Am Freitag fand in der Kirche Timmel das zweite Konzert des Festivals „Neue Bahnen“ in den Gezeitenkonzerten statt. Mehr als die Hälfte aller Veranstaltungen sind nun schon vorbei! Und wie immer ausverkauft! Das Wetter war endlich mal wieder etwas wärmer, was man auch gleich an der Kleidung erkennen konnte: viel mehr Frauen trugen Röcke und Kleider.
Gleich als Erstes ging der Landschaftspräsident Rico Mecklenburg auf das Motto ein, welches Matthias Kirschnereit dann noch weiter erläuterte: der Komponist Johannes Brahms und seine „Neuen Bahnen“ in der Musik, die er laut Schumann einschlug.
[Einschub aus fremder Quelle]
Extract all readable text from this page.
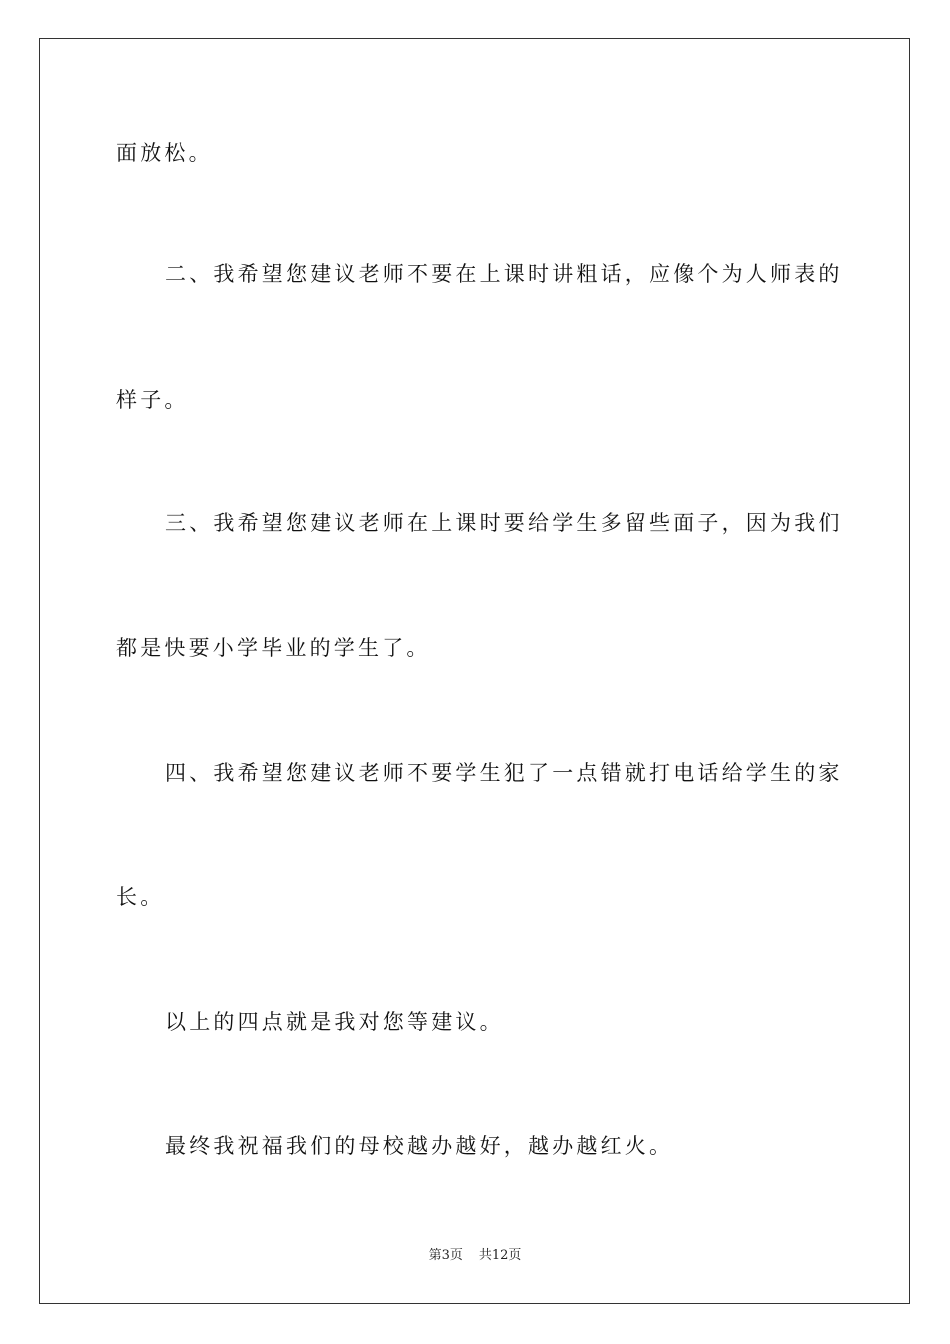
面放松。
二、我希望您建议老师不要在上课时讲粗话，应像个为人师表的
样子。
三、我希望您建议老师在上课时要给学生多留些面子，因为我们
都是快要小学毕业的学生了。
四、我希望您建议老师不要学生犯了一点错就打电话给学生的家
长。
以上的四点就是我对您等建议。
最终我祝福我们的母校越办越好，越办越红火。
第3页 共12页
Kirschnereit bezeichnete die erste Sonate für Klavier Nr. 3 f-Moll op. 5 von 1853 als das Kernstück dieses Festivals, da es regelrecht „prophetisch-autobiographische Züge“ trage, was insbesondere im ersten und vierten Satz deutlich werde und wurde. Tatsächlich begann der erste Satz auch gleich sehr dramatisch und eindrücklich und fing das Publikum sofort ein. Der zweite Satz „Andante espressivo“ war noch nachdenklicher bzw. träumerischer, sodass man immer mehr Menschen im Publikum beobachten konnte, die die Augen schlossen, um der Musik andächtig zu lauschen. Als Ärgernis stellten sich dabei die Fliegen dar: nicht nur einmal und nicht nur einer im Publikum versuchte sie wegzuscheuchen.
Der dritte Satz kam dann, wie auch der Name „Scherzo“ schon zeigt, scherzhaft und tänzerisch daher. Der „Trauermarsch in der linken Hand“, der schon zu Anfang von Kirschnereit in seiner Rede angekündigt worden war, wurde im kurzen vierten Satz durch immer das gleiche Schema von drei gleichen aufeinanderfolgenden Tönen in der linken Hand deutlich und vorstellbar. Auch dieser vierte Satz trage autobiographische Züge des Komponisten, wie Kirschnereit betonte: der Trauermarsch könnte die „gescheiterte Liebe“ von Johannes Brahms zu der unerreichbaren Clara Schumann symbolisieren. Der fünfte Satz, das Finale stellte sich auch als solches dar, gewaltig und dramatisch. All das wurde gebührend vom Publikum mit großem Beifall belohnt.
Darauf folgte Brahms‘ Sonate für Violoncello und Klavier Nr. 2 F-Dur op. 99 von 1886 mit Gabriel Schwabe am Cello und Florian Uhlig am Klavier. Auch diese Sonate präsentierte sich sehr eindrücklich und doch noch mal ganz anders durch den jetzt neuen Klangzusatz des Cellos. Mein Vater, der neben mir saß und dem Konzert lauschte, wies mich auf das Schauspiel, das durch die großen Fenster der Kirche zu sehen war, hin: aufgewühlte Bäume durch den aufgekommenen Wind – so konnte man der Musik nochmal ganz anders zuhören bzw. „zuschauen“.
Eine ganz andere Atmosphäre bot die Kirche in der zweiten Hälfte des Konzertes. Es war jetzt erheblich dunkler und anstatt des Sonnenlichtes zu Anfang gaben jetzt die Kronleuchter mit den angezündeten Kerzen Licht und eine heimelige Atmosphäre.
Das im früheren Programm ausgewiesene sehr außergewöhnliche und moderne Stück „Pression“ von Helmut Lachenmann wurde durch das siebte der sieben „Ricercari“ von Domenico Gabrielli in d-Moll ersetzt. Gabrielli passte wesentlich besser zur Atmosphäre Brahms als das eher wilde Stück von Lachenmann.
Und als letztes gab es das Trio für Klarinette (Nicola Jürgensen), Violoncello (Gabriel Schwabe) und Klavier (Matthias Kirschnereit) a-Moll op.114 wieder von Brahms – erst mit einem wehmütigen Charakter, dann aufregend und spannend. Das Publikum war auf jeden Fall vom gesamten Abend schwer begeistert!